It turns out that $F$ has certain nice properties that allow us to quickly finish the proof: continuity and, in particular, boundedness as well as vanishing as the neighborhood shrinks. For the sake of preserving flow, we defer proof of continuity to the end of this post. The fact that $F$ vanishes as $r\to 0$ follows directly from the fact that $x$ lies in the Lebesgue set. Continuity and vanishing imply that around $r=0$, $F(r)$ basically doesn’t behave weirdly and is bounded. Outside of this, $F(r) \le \frac{1}{r^d}\left|\left|f\right|\right|+v_d|f(x)|<\infty$, where $v_d$ is the volume of a $d$-ball.

Returning to our proof, we can make our upper bound on the sum of the integrals over the annuli, $A'\sum^{\infty}_{k=0}2^{-k}F(2^{k+1}\delta)$, arbitrarily small because for any $\epsilon>0$, past a sufficient number $N$ of summands, $\sum^{\infty}_{k=0}2^{-k}F(2^{k+1}\delta)<\epsilon M$ where $M$ is the upper bound of $F$. For the remaining finitely many summands, we can shrink $\delta$ arbitrarily small as needed, by vanishing. We can also shrink the upper bound on the integral over the ball, $AF(\delta)$, arbitrarily small, so we are done.
As promised we must prove continuity. In fact, the continuity of $F$ follows from a more general property of all integrable functions, absolute continuity.
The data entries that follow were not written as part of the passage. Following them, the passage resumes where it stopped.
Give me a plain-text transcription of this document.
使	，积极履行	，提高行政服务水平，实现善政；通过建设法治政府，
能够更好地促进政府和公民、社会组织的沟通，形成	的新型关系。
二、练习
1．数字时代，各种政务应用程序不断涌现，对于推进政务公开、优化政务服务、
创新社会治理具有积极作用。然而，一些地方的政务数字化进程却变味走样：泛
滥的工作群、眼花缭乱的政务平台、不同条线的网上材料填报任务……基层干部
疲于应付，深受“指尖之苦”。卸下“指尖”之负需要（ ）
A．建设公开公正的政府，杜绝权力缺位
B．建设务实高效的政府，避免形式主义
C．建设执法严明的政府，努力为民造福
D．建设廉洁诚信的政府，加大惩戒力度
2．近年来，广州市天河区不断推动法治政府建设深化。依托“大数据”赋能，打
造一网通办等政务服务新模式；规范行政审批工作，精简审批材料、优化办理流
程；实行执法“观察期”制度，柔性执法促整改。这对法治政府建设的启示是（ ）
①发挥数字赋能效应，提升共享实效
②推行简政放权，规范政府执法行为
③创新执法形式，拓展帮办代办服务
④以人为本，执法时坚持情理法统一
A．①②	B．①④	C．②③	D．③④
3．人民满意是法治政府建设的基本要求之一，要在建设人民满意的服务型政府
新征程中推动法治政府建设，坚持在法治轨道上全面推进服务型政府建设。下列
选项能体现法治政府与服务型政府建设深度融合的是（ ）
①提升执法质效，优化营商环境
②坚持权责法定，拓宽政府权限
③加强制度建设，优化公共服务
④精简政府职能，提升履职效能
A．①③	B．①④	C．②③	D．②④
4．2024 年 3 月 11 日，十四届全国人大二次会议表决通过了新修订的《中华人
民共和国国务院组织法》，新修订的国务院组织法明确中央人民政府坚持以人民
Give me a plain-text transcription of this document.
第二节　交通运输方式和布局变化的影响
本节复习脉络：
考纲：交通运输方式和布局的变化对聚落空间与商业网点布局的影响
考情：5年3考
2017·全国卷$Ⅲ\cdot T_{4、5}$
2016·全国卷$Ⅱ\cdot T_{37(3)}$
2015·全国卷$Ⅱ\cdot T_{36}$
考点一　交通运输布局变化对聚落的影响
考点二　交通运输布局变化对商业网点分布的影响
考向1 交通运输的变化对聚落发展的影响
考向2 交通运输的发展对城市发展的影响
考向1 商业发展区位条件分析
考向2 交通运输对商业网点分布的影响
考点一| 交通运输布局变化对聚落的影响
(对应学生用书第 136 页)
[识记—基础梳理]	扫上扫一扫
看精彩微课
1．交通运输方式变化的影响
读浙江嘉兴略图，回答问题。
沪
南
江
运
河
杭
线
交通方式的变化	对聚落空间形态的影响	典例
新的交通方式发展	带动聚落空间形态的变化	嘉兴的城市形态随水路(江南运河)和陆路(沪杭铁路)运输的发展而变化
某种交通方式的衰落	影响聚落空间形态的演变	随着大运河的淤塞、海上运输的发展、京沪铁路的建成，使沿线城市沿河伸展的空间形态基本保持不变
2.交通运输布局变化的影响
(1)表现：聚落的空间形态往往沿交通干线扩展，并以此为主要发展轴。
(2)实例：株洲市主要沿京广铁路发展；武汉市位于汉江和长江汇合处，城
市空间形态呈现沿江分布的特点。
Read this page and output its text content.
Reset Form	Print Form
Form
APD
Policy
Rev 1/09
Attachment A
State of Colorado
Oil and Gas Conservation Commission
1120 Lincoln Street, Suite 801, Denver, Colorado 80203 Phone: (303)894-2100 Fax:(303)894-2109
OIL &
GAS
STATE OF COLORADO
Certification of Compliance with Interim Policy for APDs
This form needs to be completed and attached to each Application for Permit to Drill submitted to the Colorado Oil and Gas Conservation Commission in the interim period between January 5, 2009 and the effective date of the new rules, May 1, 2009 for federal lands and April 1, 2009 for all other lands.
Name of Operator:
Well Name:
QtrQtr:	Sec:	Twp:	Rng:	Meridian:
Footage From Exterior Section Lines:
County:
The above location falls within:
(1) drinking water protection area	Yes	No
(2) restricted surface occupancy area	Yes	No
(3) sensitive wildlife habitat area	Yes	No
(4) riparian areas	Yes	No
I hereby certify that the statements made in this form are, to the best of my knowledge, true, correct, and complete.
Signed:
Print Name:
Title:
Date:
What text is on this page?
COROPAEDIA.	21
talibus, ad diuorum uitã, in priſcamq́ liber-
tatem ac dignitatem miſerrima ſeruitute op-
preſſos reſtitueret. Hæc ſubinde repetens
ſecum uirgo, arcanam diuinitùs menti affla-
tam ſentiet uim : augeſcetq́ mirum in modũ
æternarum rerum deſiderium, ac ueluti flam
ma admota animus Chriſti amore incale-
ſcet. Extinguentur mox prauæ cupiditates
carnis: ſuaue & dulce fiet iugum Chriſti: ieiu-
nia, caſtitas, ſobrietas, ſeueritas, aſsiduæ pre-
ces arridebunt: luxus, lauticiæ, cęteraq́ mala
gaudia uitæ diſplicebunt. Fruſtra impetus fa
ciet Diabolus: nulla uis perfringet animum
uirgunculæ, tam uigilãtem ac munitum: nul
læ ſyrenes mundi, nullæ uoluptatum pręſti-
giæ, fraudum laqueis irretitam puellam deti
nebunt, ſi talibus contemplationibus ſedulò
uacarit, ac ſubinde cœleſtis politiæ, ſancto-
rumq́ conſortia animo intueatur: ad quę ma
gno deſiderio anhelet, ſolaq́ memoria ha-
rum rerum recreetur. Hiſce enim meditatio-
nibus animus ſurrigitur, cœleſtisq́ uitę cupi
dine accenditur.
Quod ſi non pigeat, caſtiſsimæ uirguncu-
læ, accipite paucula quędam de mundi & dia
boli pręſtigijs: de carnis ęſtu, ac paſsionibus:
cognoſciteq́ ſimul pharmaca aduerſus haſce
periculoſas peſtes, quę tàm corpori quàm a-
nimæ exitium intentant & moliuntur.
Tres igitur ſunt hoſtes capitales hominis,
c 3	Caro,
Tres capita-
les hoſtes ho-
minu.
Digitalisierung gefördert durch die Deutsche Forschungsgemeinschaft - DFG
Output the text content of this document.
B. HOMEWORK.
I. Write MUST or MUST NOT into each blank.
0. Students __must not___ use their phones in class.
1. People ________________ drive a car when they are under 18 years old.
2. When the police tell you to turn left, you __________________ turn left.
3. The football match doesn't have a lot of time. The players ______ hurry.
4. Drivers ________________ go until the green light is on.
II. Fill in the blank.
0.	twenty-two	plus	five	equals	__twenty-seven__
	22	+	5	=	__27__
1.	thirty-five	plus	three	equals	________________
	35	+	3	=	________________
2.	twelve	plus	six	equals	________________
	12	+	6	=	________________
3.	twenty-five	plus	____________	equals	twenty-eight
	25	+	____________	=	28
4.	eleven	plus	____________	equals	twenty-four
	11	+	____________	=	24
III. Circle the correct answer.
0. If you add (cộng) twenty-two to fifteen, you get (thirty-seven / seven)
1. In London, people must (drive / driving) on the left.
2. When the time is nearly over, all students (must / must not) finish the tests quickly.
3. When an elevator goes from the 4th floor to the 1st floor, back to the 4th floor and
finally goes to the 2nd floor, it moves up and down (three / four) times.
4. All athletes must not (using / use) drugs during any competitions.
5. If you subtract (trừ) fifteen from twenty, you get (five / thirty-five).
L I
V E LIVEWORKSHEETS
This is the property that there exists for any $\epsilon>0$ a $\delta>0$ such that $\int_E|f|<\epsilon$ whenever the measure of $E$ is less than $\delta$. Fortunately, monotone convergence kills this: basically, approximate $f$ by copies of itself except with high parts cut off. More precisely, let $E_N$ be the set of $x$ for which $F$ stays within $N$, and let $f_N = f\chi_{E_N}$. By boundedness of the $f_N$, we can make their integral over $E$ arbitrarily small by shrinking $E$, and we can make our approximation $f_N$ arbitrarily close to $f$ by picking a high enough $N$. Then $\int_E f = \int_E(f-f_N)+\int_Ef_N$ can indeed by made arbitrarily small as desired.